In March 1989 residents of Glades County broke open a gate that Lykes Brothers had placed on an old road to block access to Fisheating Creek. The Glades County Commission then ordered the gate and nearby fence to be bulldozed, claiming that the land in question belonged to the county. Lykes Brothers then sued the county. The legal fight soon settled on the question of whether or not Fisheating Creek was a navigable waterway. If the stream was navigable, then its bed, up to the high water mark, belonged to Florida. A court decided in 1998 that the stream was navigable, and therefore belonged to the state. Lykes Brothers prepared to appeal the decision, but a settlement to end litigation was agreed to by Florida and Lykes Brothers.
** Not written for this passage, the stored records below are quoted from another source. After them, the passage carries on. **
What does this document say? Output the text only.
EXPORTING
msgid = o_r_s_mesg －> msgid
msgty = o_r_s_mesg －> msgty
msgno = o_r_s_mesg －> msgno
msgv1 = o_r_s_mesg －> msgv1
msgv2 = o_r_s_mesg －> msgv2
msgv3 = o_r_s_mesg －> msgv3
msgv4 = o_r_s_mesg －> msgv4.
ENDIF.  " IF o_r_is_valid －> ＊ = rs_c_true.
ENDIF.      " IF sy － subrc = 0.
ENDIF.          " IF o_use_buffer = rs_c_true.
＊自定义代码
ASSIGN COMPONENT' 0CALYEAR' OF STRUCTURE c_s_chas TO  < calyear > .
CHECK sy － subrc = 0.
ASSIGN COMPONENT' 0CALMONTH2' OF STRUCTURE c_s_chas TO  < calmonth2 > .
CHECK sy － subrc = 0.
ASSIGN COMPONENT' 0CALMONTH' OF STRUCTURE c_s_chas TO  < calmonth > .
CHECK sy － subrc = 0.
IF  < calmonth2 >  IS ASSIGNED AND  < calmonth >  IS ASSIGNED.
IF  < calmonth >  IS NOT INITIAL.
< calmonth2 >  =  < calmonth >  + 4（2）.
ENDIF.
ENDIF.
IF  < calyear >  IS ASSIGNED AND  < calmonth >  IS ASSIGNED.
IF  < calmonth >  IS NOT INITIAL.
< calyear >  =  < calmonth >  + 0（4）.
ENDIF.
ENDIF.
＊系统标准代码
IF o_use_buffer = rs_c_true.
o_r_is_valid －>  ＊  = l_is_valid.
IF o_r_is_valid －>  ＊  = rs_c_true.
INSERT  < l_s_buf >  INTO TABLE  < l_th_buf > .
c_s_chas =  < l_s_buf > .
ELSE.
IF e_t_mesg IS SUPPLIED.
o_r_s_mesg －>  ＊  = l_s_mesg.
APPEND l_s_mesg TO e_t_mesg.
As part of the settlement Florida paid $46.4 million to Lykes Brothers to purchase 18272 acre along the stream, which became the Fisheating Creek Wildlife Management Area (WMA). The state also bought a conservation easement on another 41523 acre of Lykes Brothers land. The settlement also calls on the state to maintain a navigation channel in Fisheating Creek from Lake Okeechobee to the U. S. Route 27 bridge at Palmdale. Motor vehicles and jet-powered watercraft are prohibited from the WMA, and airboats are banned from parts of Cowbone Marsh. Hunting is limited in the WMA.